Create a directory /opt/infa/airflow

 

 

Easy way to install to run the following command. Pip is a python utility to install various python packages.

 

pip install apache-airflow

set AIRFLOW_HOME environment variable

 

Create a folder called “dags” inside AIRFLOW_HOME folder.

 

Initialize the airflow DB by typing the command “airflow initdb”. This is where the metdata will be stored, we will be using the default aclchemy database that comes with airflow, if needed the configuration can be modified to make mysql or postgres as the backend for airflow.

 

 

If the initdb shows any errors its most likely because of some missing airflow packages and a complete list of packages and the commands to install them are in the below link.

 

https://airflow.apache.org/installation.html

 

start the airflow web UI using the following command

 

Start the airflow scheduler

 

 

Login into the Airflow UI using the URL http://hostname:8080, if you have installed examples you should see the example DAG’s listed in the UI.

 

 

Creating a DAG for BDM Mappings

 

 

For the Demo we deployed the following 3 BDM mappings in to DIS.

 

Application_m_01_Get_States_Rest_Webservice

Application_m_02_Parse_Webservice_Output

Application_m_Read_Oracle_Customers_Write_Hive_Python

 

 

The 3 applications need to be orchestrated in the following way.

 

  1. Application_m_01_Get_States_Rest_Webservice and Application_m_01_Get_States_Rest_Webservice can run in parallel
  2. Application_m_02_Parse_Webservice_Output will run only if Application_m_01_Get_States_Rest_Webservice is successful

 

 

 

Save the following code as inside as airflow_bdm_sample.py under /opt/infa/airflow/dags folder.

There are different ways to call infacmd runmapping command, for example the command can be put in a shell script and the script can be called from the DAG.

 

 

#Start Code

import airflow
from airflow import DAG
from airflow.operators.bash_operator import BashOperator
from datetime import datetime, timedelta


# these args will get passed on to each operator
# you can override them on a per-task basis during operator initialization
default_args = {
'owner': 'infa',
'depends_on_past': False,
'email': ['airflow@example.com'],
'email_on_failure': False,
'email_on_retry': False,
'retries': 1,
'retry_delay': timedelta(minutes=1),
'start_date': datetime.now() - timedelta(seconds=10),
# 'queue': 'bash_queue',
# 'pool': 'backfill',
# 'priority_weight': 10,
# 'end_date': datetime(2016, 1, 1),
# 'wait_for_downstream': False,
# 'dag': dag,
# 'adhoc':False,
# 'sla': timedelta(hours=2),
# 'execution_timeout': timedelta(seconds=300),
# 'on_failure_callback': some_function,
# 'on_success_callback': some_other_function,
# 'on_retry_callback': another_function,
# 'trigger_rule': u'all_success'
}

dag = DAG(
'Informatica_Bigdata_Demo',
default_args=default_args,
description='A simple Informatica BDM DAG')

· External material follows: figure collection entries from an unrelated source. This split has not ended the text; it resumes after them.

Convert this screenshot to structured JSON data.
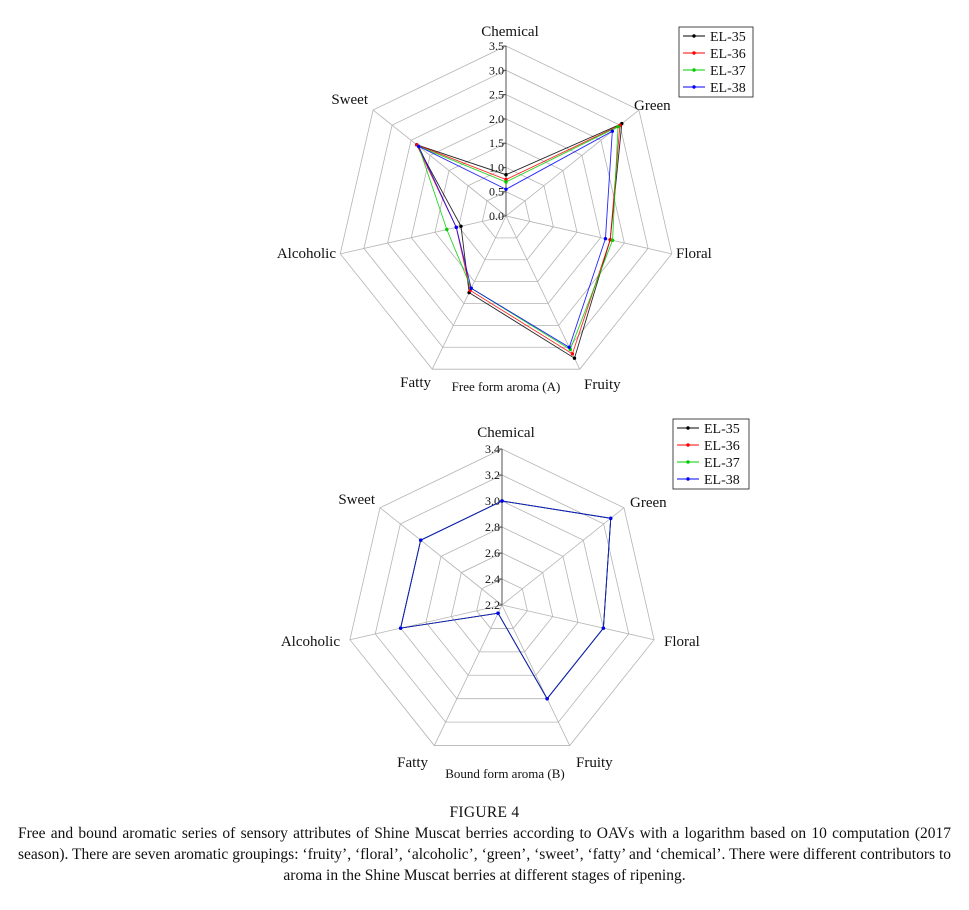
{
  "chart_data": [
    {
      "type": "radar",
      "title": "Free form aroma (A)",
      "axes": [
        "Chemical",
        "Green",
        "Floral",
        "Fruity",
        "Fatty",
        "Alcoholic",
        "Sweet"
      ],
      "rlim": [
        0.0,
        3.5
      ],
      "ticks": [
        "0.0",
        "0.5",
        "1.0",
        "1.5",
        "2.0",
        "2.5",
        "3.0",
        "3.5"
      ],
      "grid": true,
      "legend_position": "top-right",
      "series": [
        {
          "name": "EL-35",
          "color": "#000000",
          "values": [
            0.85,
            3.05,
            2.2,
            3.25,
            1.75,
            0.95,
            2.35
          ]
        },
        {
          "name": "EL-36",
          "color": "#ff0000",
          "values": [
            0.75,
            3.0,
            2.2,
            3.15,
            1.7,
            1.05,
            2.35
          ]
        },
        {
          "name": "EL-37",
          "color": "#00cc00",
          "values": [
            0.7,
            2.95,
            2.25,
            3.05,
            1.65,
            1.25,
            2.3
          ]
        },
        {
          "name": "EL-38",
          "color": "#0000ff",
          "values": [
            0.55,
            2.8,
            2.1,
            3.0,
            1.65,
            1.05,
            2.3
          ]
        }
      ]
    },
    {
      "type": "radar",
      "title": "Bound form aroma (B)",
      "axes": [
        "Chemical",
        "Green",
        "Floral",
        "Fruity",
        "Fatty",
        "Alcoholic",
        "Sweet"
      ],
      "rlim": [
        2.2,
        3.4
      ],
      "ticks": [
        "2.2",
        "2.4",
        "2.6",
        "2.8",
        "3.0",
        "3.2",
        "3.4"
      ],
      "grid": true,
      "legend_position": "top-right",
      "series": [
        {
          "name": "EL-35",
          "color": "#000000",
          "values": [
            3.0,
            3.27,
            3.0,
            3.0,
            2.27,
            3.0,
            3.0
          ]
        },
        {
          "name": "EL-36",
          "color": "#ff0000",
          "values": [
            3.0,
            3.27,
            3.0,
            3.0,
            2.27,
            3.0,
            3.0
          ]
        },
        {
          "name": "EL-37",
          "color": "#00cc00",
          "values": [
            3.0,
            3.27,
            3.0,
            3.0,
            2.27,
            3.0,
            3.0
          ]
        },
        {
          "name": "EL-38",
          "color": "#0000ff",
          "values": [
            3.0,
            3.27,
            3.0,
            3.0,
            2.27,
            3.0,
            3.0
          ]
        }
      ]
    }
  ],
  "caption": {
    "title": "FIGURE 4",
    "text": "Free and bound aromatic series of sensory attributes of Shine Muscat berries according to OAVs with a logarithm based on 10 computation (2017 season). There are seven aromatic groupings: ‘fruity’, ‘floral’, ‘alcoholic’, ‘green’, ‘sweet’, ‘fatty’ and ‘chemical’. There were different contributors to aroma in the Shine Muscat berries at different stages of ripening."
  }
}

# Printing start date and time of the DAG

t1 = BashOperator(
task_id='print_date',
bash_command='date',
dag=dag)


t2 = BashOperator(
task_id='mapping_calling_webservice',
depends_on_past=False,
bash_command='infacmd.sh ms RunMapping -dn infa_dom_1021 -sn dis_bdm_cdh -un Administrator -m m_01_Get_States_Rest_Webservice -a Application_m_01_Get_States_Rest_Webservice -pd admin',
dag=dag)


t3 = BashOperator(
task_id='mapping_parsing_json',
depends_on_past=True,
bash_command='infacmd.sh ms RunMapping -dn infa_dom_1021 -sn dis_bdm_cdh -un Administrator -m m_02_Parse_Webservice_Output -a Application_m_02_Parse_Webservice_Output',
dag=dag)


t4 = BashOperator(
task_id='Read_Oracle_load_Hive',
depends_on_past=False,
bash_command='infacmd.sh ms RunMapping -dn infa_dom_1021 -sn dis_bdm_cdh -un Administrator -m m_Read_Oracle_Customers_Write_Hive_Python -a Application_m_Read_Oracle_Customers_Write_Hive_Python',
dag=dag)



t1.set_downstream(t2)
t2.set_downstream(t3)
t4.set_upstream(t1)

 

 

# End code

 

 

Restart the airflow webserver and the Informatica_Bigdata_Demo DAG will appear in the list of DAG’s

 

 

 

Click on the DAG and go to Graph View, it gives a better view of orchestration.

 

 

 

Run the DAG and you will see the status of the DAG’s running in the Airflow UI as well as the Informatica monitor

 

 

 

The above DAG code can be extended to get the mapping logs, status of the runs.